EGBA mendesak Finlandia untuk memperbaiki kebijakan perjudiannya

Maarten Haijer, sekretaris jenderal Asosiasi Permainan dan Taruhan Eropa, memohon agar Finlandia memperbaiki monopoli perjudiannya, menyatakan bahwa kebijakan negara itu berada di persimpangan jalan dan menyatakan bahwa pemerintah “menghadapi pilihan yang jelas”.

Menjadi satu-satunya negara UE yang masih memiliki monopoli perjudian, dikatakan demikian Kolam“Telah dieksploitasi untuk menjadi salah satu perusahaan perjudian terbesar di Eropa dengan pendapatan tahunan sebesar $ 1,69 miliar,” Haijer menunjukkan turunnya dukungan dalam jajak pendapat sebagai aspek utama dari kebutuhan untuk beralih ke sistem lisensi terbuka.

Sebuah survei baru-baru ini, kata Haijer, menunjukkan bahwa tahun lalu 16,4 persen dari pendapatan perjudian online Finlandia, setara dengan $105 juta dalam pendapatan kena pajak, dihabiskan oleh Finlandia di situs net taruhan internasional yang membayar pajak mereka di tempat lain.

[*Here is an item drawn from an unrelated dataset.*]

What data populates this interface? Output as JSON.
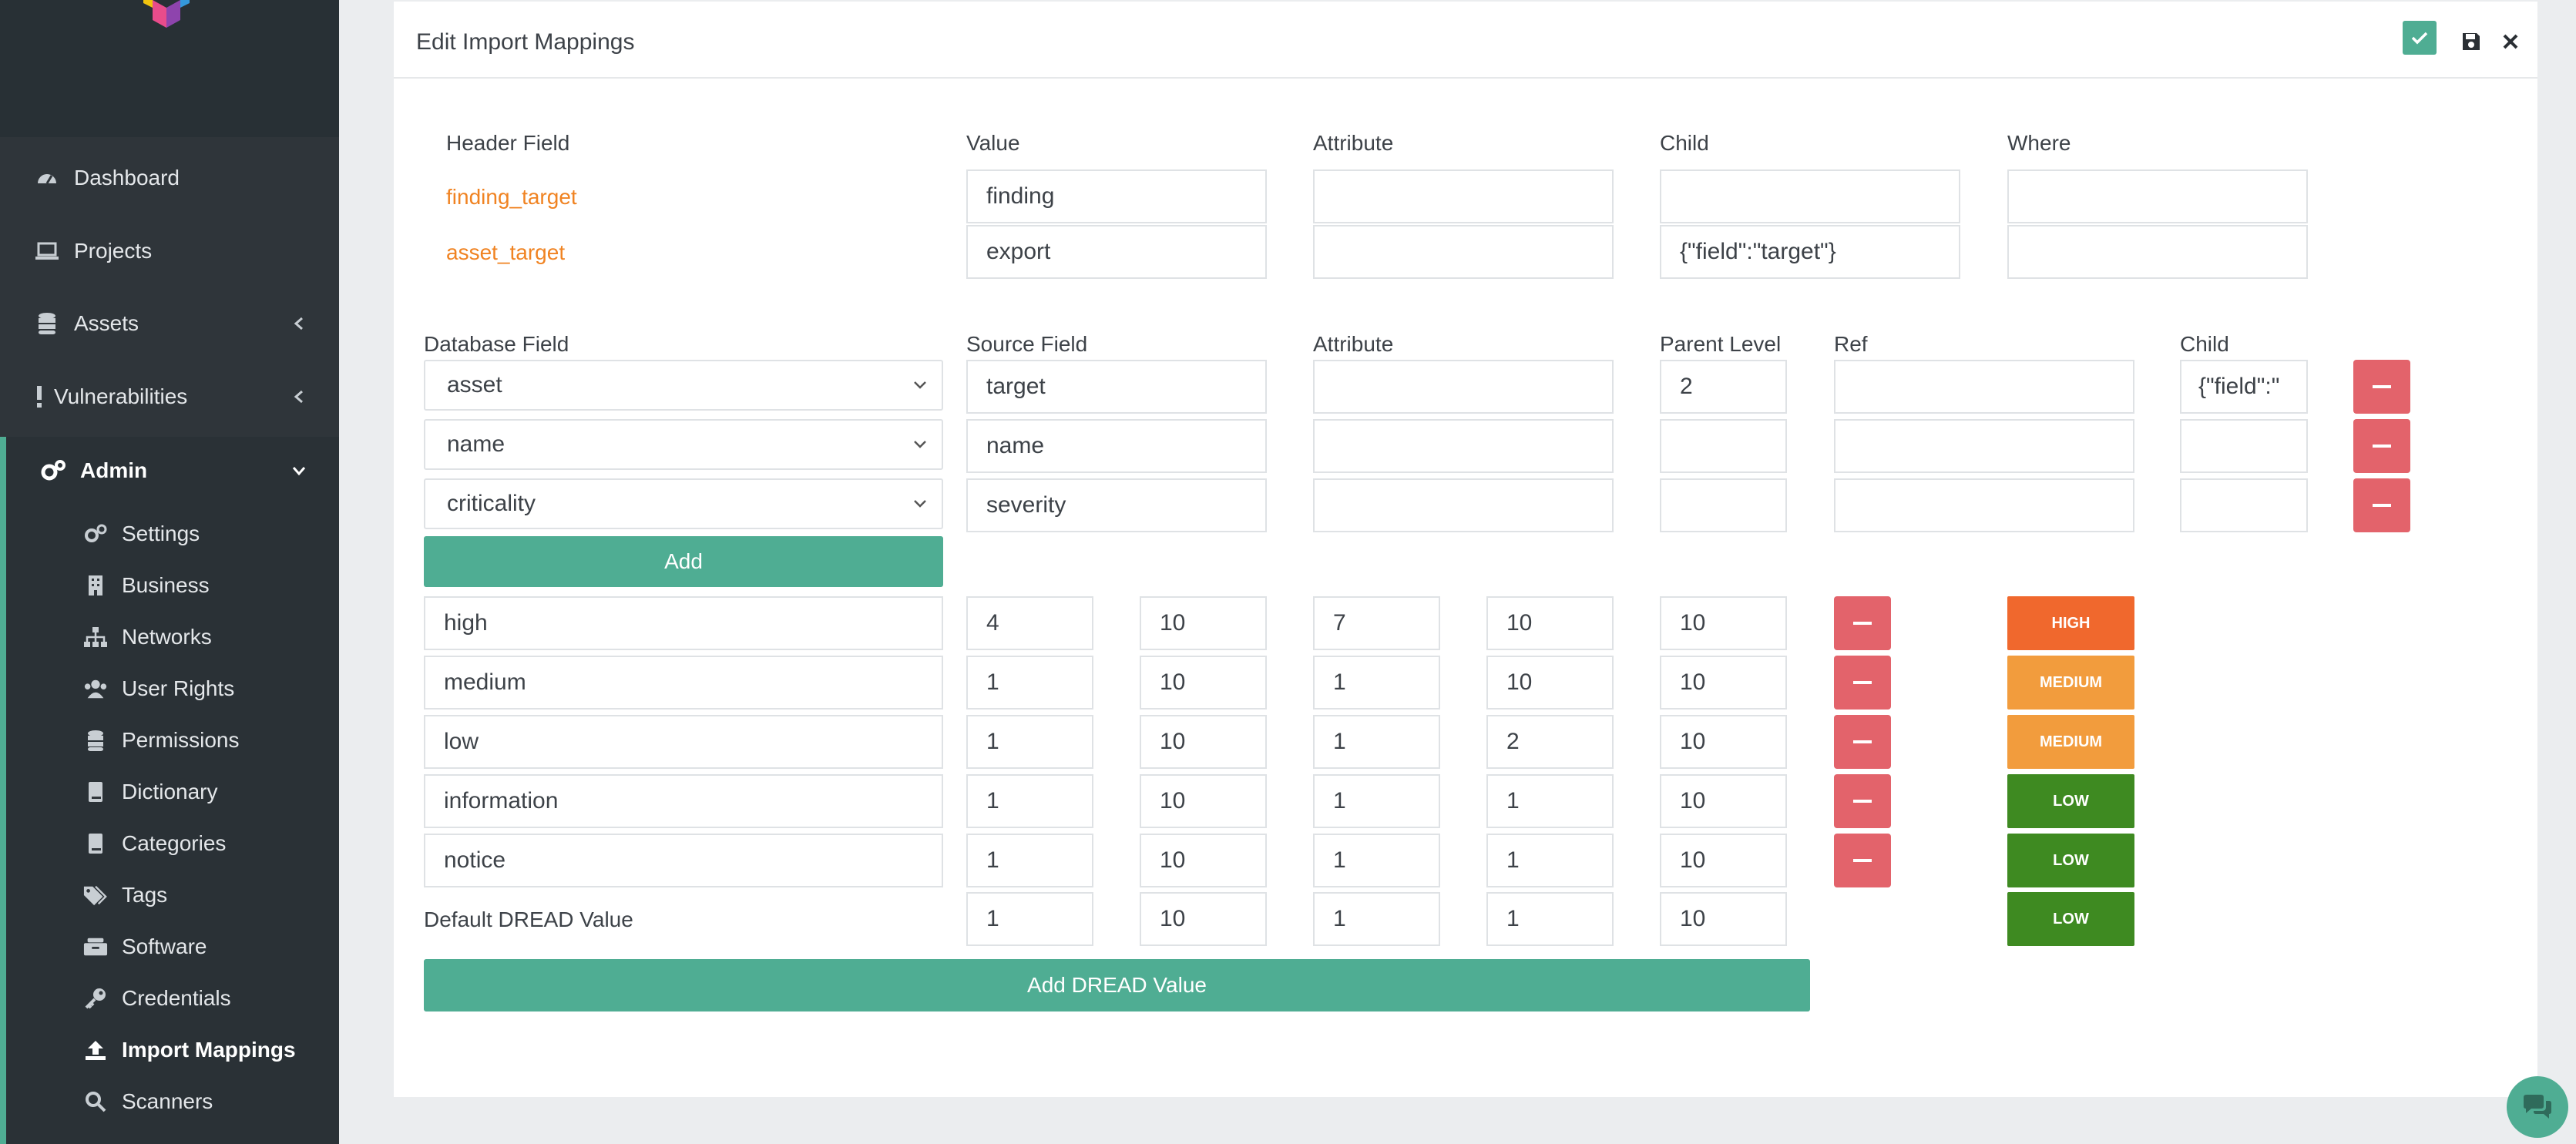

Alasan mengapa orang Finlandia memilih untuk bertaruh di situs internet internasional dikatakan sebagai peluang taruhan dan tingkat pengembalian yang lebih baik, potensi kemenangan yang lebih tinggi dan pilihan produk yang lebih luas.

“Ini adalah mitos bahwa penjudi Finlandia lebih terlindungi oleh monopoli,” tambahnya, menetapkan tingkat masalah perjudian tiga persen dari populasinya sebagai bukti bahwa “tidak ada bukti kuat bahwa Finlandia dengan cara apa pun lebih terlindungi bahwa mereka Rekan Eropa karena monopoli perjudian online negara itu “.

Selanjutnya, Haijer juga menunjukkan pergerakan yang dilakukan oleh negara-negara Nordik lainnya selama beberapa tahun terakhir, dengan persaingan ekstra di Denmark dan Swedia yang menyebabkan penurunan jumlah perjudian online yang terjadi di situs net internasional.

Menegaskan bahwa pemerintah Finlandia menghadapi pilihan yang jelas, Haijer menjelaskan:”Mengganti monopoli dengan sistem lisensi terbuka bukanlah tentang membuat lebih banyak orang di Finlandia untuk berjudi, juga bukan tentang membunuh Veikkaus.

“Sebaliknya, ini adalah cara yang masuk akal untuk memenuhi tuntutan para penjudi Finlandia yang mencari alternatif dari monopoli dan saat ini berjudi di situs net perjudian internasional – dan untuk mengatur serta memajaki aktivitas ini.

“Baik Denmark dan Swedia telah menunjukkan bahwa mengganti monopoli perjudian internet dengan lisensi terbuka akan memaksimalkan dividen bagi masyarakat dan mengarah pada regulasi perjudian yang lebih efektif. Dalam masing-masing kasus ini, negara-negara tersebut tetap mempertahankan monopoli berbasis lahan mereka, tetapi mengizinkan perusahaan swasta untuk mendapatkan lisensi perjudian on the internet, di mana monopoli tidak berfungsi.

“Memperkenalkan lisensi terbuka untuk perjudian online tidaklah revolusioner, itu evolusioner, dan akan memastikan bahwa sebagian besar orang Finlandia berjudi dalam lingkungan yang diatur dan dilindungi. Tapi disesuaikan dengan realitas zaman kita.

“Semua negara UE lainnya telah melakukan ini, masuk akal, dan inilah saatnya Finlandia melakukan hal yang sama.”